If I remember well for industrial  applications when you make a contract for
water supply, in much of Italy, you can be provided with 20 m3/h without
special request.   That is 20000/3600 l/s.  Rossi's facility may have that
kind of big pipe from the public aqueduct.

mic
Il giorno 04/ago/2011 23:14, "Jed Rothwell" <jedrothw...@gmail.com> ha
scritto:
> Stephen A. Lawrence <sa...@pobox.com> wrote:
>
>
>> If there's something that's not reasonable about it, it's the value:
>> 1... Remarkable coincidence, if that's actually an exact 1, as in 1.00.
>>
>
> I believe they opened the tap and watched the flow meter needle, and when
it
> reached 1 they stopped.

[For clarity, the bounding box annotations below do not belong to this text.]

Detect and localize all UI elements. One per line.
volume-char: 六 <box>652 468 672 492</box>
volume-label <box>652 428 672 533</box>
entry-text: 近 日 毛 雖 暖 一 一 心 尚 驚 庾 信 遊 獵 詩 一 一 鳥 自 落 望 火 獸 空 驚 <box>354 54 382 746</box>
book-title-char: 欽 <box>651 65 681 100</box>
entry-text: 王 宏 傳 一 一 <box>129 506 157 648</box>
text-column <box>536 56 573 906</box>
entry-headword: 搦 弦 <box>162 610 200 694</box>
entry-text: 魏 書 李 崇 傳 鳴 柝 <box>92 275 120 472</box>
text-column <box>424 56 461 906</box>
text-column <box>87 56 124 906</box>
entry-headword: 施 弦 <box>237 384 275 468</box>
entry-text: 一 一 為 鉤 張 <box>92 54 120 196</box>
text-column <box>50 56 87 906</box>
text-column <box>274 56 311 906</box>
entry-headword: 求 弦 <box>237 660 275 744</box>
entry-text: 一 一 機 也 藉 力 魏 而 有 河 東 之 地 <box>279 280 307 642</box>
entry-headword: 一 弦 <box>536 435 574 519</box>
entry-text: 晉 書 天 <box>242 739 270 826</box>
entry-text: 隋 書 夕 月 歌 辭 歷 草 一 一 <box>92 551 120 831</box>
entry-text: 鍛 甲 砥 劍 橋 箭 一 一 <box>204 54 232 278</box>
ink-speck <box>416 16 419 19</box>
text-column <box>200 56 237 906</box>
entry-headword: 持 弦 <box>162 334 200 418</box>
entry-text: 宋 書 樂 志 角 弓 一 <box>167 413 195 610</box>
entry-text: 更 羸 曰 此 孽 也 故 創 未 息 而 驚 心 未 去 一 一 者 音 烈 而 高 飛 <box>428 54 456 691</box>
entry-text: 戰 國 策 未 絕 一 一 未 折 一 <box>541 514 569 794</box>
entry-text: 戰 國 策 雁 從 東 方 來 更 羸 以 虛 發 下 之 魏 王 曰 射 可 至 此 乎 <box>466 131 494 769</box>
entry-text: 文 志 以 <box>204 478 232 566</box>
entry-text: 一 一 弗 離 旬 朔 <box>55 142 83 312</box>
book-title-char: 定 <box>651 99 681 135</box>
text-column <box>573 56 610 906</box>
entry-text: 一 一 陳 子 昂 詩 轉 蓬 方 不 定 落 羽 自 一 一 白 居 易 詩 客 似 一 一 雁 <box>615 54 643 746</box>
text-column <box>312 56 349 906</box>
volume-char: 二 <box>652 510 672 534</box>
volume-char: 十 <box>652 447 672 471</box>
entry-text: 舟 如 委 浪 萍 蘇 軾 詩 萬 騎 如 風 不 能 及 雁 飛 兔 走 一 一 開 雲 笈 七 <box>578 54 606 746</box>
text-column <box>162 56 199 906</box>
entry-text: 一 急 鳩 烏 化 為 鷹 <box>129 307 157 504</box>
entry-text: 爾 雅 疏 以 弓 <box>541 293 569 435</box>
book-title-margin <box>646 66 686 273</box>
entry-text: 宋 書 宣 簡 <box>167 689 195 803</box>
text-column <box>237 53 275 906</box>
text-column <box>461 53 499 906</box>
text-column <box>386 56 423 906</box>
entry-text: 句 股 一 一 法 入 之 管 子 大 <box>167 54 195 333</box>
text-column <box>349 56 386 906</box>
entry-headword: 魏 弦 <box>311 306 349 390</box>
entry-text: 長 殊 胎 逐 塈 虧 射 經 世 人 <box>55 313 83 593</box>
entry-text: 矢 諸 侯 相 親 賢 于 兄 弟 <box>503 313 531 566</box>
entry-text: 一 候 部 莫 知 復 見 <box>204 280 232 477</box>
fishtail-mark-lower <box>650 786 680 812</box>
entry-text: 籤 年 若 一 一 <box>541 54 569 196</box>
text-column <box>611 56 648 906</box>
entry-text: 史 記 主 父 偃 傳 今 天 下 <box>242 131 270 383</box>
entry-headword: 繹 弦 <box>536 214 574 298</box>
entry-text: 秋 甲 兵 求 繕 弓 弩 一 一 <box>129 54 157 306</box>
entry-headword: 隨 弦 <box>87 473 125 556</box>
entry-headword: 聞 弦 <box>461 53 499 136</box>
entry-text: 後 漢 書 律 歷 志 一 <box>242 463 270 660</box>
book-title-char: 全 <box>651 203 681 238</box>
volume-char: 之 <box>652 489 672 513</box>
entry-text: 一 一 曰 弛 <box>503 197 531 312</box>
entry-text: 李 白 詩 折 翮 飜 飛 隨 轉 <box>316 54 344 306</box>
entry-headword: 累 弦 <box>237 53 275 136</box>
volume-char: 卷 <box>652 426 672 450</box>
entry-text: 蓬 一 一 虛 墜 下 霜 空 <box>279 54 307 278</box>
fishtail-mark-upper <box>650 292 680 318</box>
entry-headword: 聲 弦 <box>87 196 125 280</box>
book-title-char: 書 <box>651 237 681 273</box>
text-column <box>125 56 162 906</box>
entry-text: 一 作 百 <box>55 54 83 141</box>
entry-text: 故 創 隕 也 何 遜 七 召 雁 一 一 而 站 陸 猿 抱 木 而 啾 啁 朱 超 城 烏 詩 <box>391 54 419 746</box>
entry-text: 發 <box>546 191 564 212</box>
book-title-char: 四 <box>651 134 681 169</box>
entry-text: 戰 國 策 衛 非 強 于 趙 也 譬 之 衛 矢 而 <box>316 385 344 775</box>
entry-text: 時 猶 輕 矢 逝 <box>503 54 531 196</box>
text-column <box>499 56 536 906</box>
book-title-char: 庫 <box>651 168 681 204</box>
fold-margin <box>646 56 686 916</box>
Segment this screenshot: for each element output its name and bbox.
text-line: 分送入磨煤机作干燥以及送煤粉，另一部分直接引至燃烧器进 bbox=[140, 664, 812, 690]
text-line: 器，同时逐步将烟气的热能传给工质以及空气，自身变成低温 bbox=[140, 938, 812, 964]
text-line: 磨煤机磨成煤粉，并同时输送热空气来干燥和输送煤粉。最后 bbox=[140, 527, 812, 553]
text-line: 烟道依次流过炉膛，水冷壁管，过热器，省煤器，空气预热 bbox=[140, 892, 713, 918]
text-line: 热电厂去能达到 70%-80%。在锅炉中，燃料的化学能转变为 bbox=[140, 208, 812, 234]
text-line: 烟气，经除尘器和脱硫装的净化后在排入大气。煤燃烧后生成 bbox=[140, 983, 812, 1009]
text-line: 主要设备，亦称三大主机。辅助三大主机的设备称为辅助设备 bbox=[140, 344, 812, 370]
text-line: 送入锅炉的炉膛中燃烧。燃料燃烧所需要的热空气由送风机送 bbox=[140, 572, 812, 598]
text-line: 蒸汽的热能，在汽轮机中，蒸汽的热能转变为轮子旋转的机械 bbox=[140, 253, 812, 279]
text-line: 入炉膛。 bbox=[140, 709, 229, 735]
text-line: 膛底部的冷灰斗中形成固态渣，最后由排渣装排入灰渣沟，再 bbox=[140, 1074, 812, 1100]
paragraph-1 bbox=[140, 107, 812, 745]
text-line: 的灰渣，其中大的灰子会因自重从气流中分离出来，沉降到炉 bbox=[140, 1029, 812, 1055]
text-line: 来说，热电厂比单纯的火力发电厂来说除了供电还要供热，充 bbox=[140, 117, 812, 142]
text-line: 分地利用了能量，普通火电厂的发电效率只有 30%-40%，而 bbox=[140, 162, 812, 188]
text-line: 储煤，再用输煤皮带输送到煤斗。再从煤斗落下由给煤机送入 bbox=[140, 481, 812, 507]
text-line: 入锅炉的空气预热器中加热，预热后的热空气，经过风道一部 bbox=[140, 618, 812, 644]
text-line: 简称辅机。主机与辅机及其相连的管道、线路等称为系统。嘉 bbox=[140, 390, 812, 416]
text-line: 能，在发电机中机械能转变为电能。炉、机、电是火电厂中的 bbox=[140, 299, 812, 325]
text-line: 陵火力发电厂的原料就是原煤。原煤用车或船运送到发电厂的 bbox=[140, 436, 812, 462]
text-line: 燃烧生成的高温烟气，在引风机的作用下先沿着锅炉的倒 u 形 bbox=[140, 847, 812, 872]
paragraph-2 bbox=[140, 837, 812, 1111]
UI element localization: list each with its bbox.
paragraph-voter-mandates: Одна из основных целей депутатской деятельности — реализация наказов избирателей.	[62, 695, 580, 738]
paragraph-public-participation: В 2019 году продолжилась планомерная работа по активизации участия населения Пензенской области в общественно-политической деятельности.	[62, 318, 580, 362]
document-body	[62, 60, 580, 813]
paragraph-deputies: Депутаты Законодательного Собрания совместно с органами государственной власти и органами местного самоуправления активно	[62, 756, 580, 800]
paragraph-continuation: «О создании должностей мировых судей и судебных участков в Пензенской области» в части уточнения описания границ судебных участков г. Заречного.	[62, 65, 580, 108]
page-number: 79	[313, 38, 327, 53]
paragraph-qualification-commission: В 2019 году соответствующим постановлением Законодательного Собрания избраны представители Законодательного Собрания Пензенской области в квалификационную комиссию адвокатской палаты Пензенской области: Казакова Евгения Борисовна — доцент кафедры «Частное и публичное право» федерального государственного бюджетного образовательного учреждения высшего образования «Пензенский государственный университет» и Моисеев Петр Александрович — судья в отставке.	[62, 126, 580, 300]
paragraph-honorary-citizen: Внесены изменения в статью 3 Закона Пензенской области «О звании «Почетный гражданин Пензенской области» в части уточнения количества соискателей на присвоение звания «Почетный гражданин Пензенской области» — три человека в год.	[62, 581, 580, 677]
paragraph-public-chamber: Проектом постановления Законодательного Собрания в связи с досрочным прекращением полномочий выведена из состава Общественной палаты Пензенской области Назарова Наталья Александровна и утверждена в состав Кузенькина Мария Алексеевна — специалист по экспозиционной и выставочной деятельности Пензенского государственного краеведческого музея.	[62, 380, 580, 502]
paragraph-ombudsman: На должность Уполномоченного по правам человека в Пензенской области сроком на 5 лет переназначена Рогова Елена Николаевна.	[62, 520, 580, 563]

That's how I would do it. It isn't an exact value.
> Water pressure in a large city in a commercial building is usually stable
> and the flow rate will not fluctuate much over 18 hours.
>
> They told me the rate was "3000 L/h" which is 833 ml/s, not quite a liter.
> These are approximations, as anyone can see. Even if they are wrong by a
> factor of 10 the excess heat is still tremendous. It is still far more
than
> most cold fusion devices of this size produce. So I wouldn't worry about
it,
> and I don't see why the exact numbers make a damn bit of difference. All
of
> these arguments that it might be far wrong are:
>
> 1. Preposterous nonsense. There is no chance it off by more than 20%.
>
> 2. Totally unimportant. Who cares whether it is 1.6 kW or 16 kW?!? It
makes
> no practical difference. It is like arguing whether Orville Wright flew
100
> feet high or 200 feet high on September 17, 1908. There is absolutely no
> doubt he flew that day (look it up; you'll see), and it was high enough to
> negate the ground-effect, so it was definitely flying.
>
> Assume for the sake of argument it is 1.6 kW instead of ~16 kW. Going from
> 1.6 kW with a device of this size up to 16 kW or 200 kW is "only a matter
> of engineering." There are probably thousands of industrial corporate
> engineering teams that could do that. There is no doubt it can be
> done. Questioning that is a lot like saying: "Okay maybe Mr. Wright
> *can*reach 100 feet, but he'll never get up to 200 feet!"
>
>
> By the way, I sent them yet another message asking for more info, QUOTE:
>
> What kind of flowmeter did you use? What was the make and model?
>
> What was the inlet water temperature? You told NyTecnik it was 20°C, and
you
> told me it was 15°C.
>
> Did you record the temperature with a computer? If so, please send the
data
> or a graph. If not, did you keep a lab notebook and write down the
> temperatures periodically?
>
> In NyTeknik Levi reported that there was a large temperature excursion, up
> to 40°C. When did this occur, and how many minutes did it continue?
>
>
> If I get a response I will update the LENR-CANR.org news item.